Yup, I found that out after I made the original post, thanks for the clarification



MaartenSFS said:


> 4) Sanda was also heavily influenced by WMA (Not Womens' Basketball Association!), especially that of Russia.


 
Didn't know that but not surprised to hear it, particularly based on the relationship Russia and China had at one point. 

I am however glad to hear that Woman's Basketball had nothing to do with it. I was never to good at Basketball 



MaartenSFS said:


> 5) There are "forms/patterns" in Sanda, but they are very short. Mabubiangongbu chongquan and Tantui Chongquan come to mind first. These are foundation exercises and are trained rigourously. Also, most Sanda practitioners "cross-train" in Taolu (forms).


 
Have not got to any forms/patterns yet but also I am not surprised to hear this. I also know my Sifu has cross-trained in other styles, not exactly sure which though. 



MaartenSFS said:


> 6) The term Sanshou is rarely used in China, which is where Sanda is from.


 
Yes and no, but more yes than no.
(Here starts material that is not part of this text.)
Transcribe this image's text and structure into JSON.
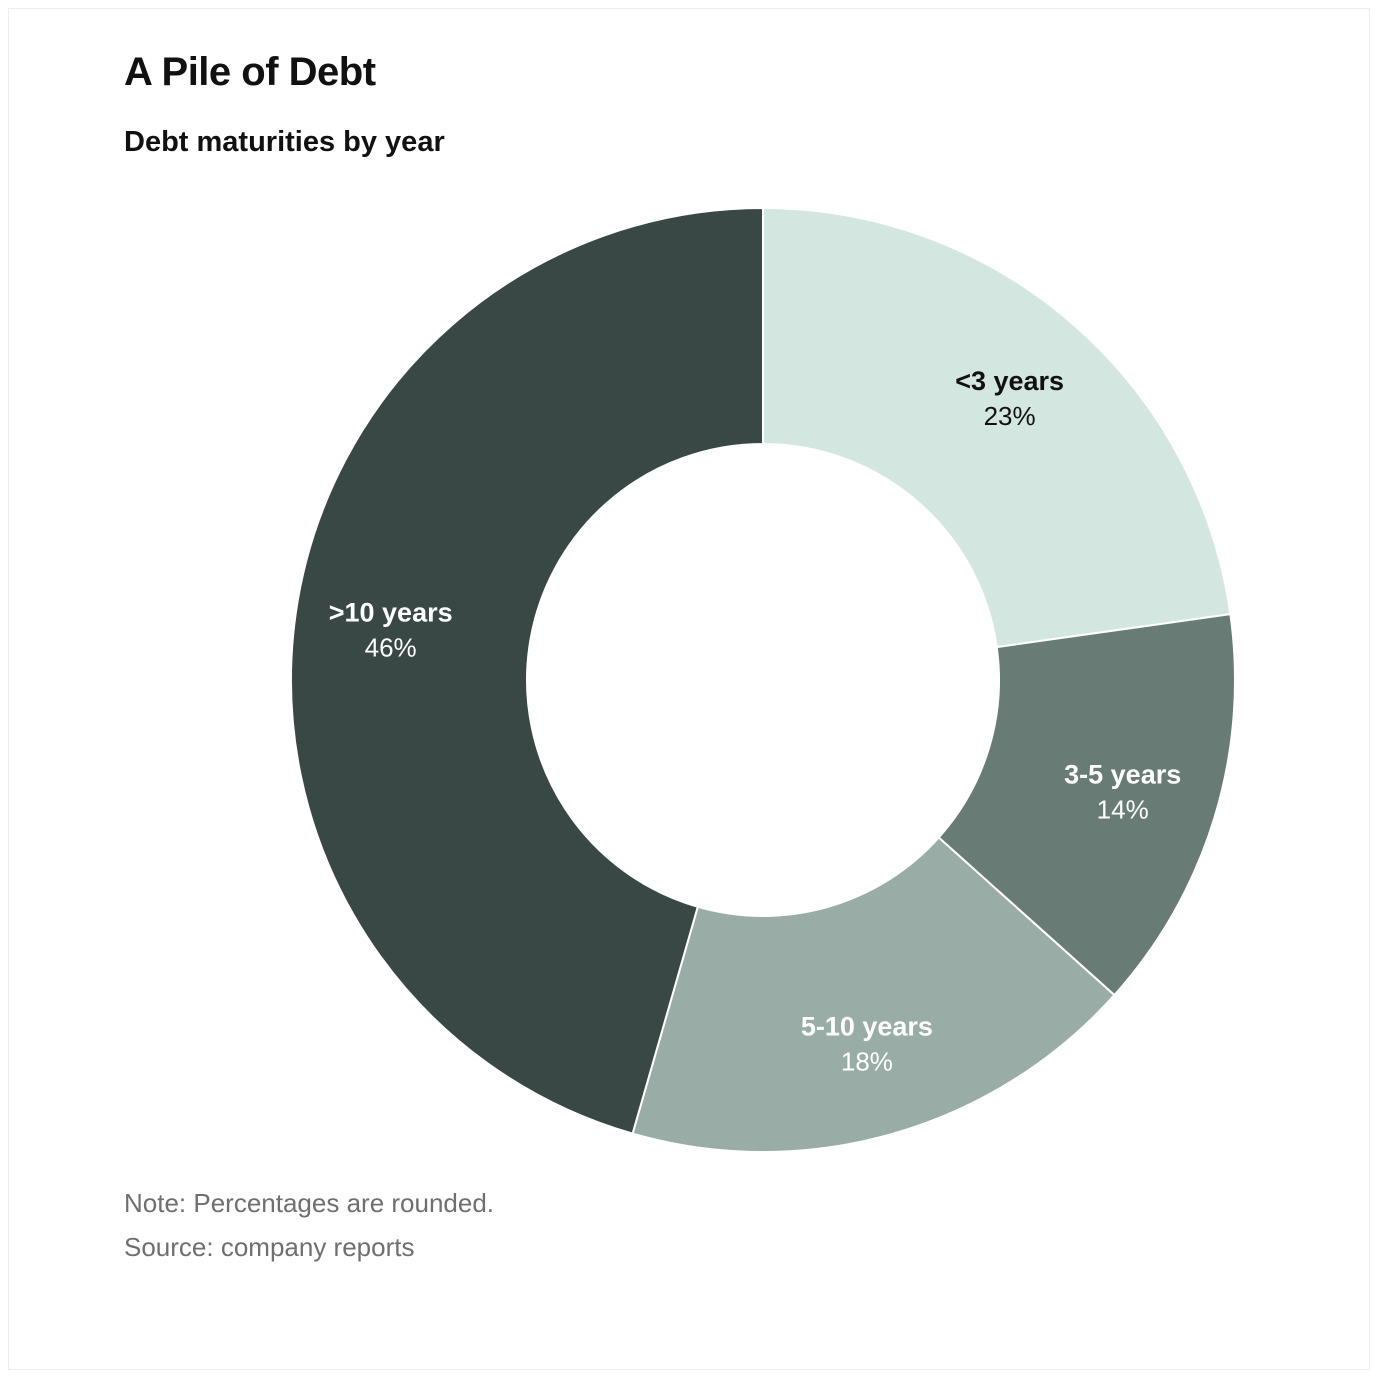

My Sifu never calls it Sanshou always Sanda. However in Beijing it seems many use the term Sanshou. But then Beijing, although a large city, is really only a small part of China. 



MaartenSFS said:


> 7) Most (If not all) Sanda instructors will tell you that the reason that they don't practise Qinna is not because it's too deadly, but because compared to Ti (Kick), Da (Strike), and Shuai (+jiao) Na (Qin+) has little (If any) use. I literaly got my **** kicked every day until I changed my mind about that so take it from PERSONAL EXPERIENCE. A new student came in last week talking about Neijiagong (Internal MA) and its AWESOME POWER. My Shifu only said one word: "&#26469;" (Lai). That means "come", as in come here and try it. He is not egotistical at all. He has a policy. Talking is useless so if we can use our ideas/interpretations on him (Which we can't at this stage) then we can continue to use them on the streets.
> 
> I hope that cleared some things up.  Anyone is welcome to come here and train with us.
> 
> - Maarten Sebastiaan Franks Spijker


 
Thanks. I am fairly new to Sanda training, but so far it is great. My Sifu appears to not be egotistical at all either, which I cannot say for all Sifus I have studied with over the years in other styles. He does teach at least some Qinna but he is, so far, more focused on had strikes and kicks. He is from the (WAY) North of China so I am not sure if that makes any difference as to what would be taught or not. 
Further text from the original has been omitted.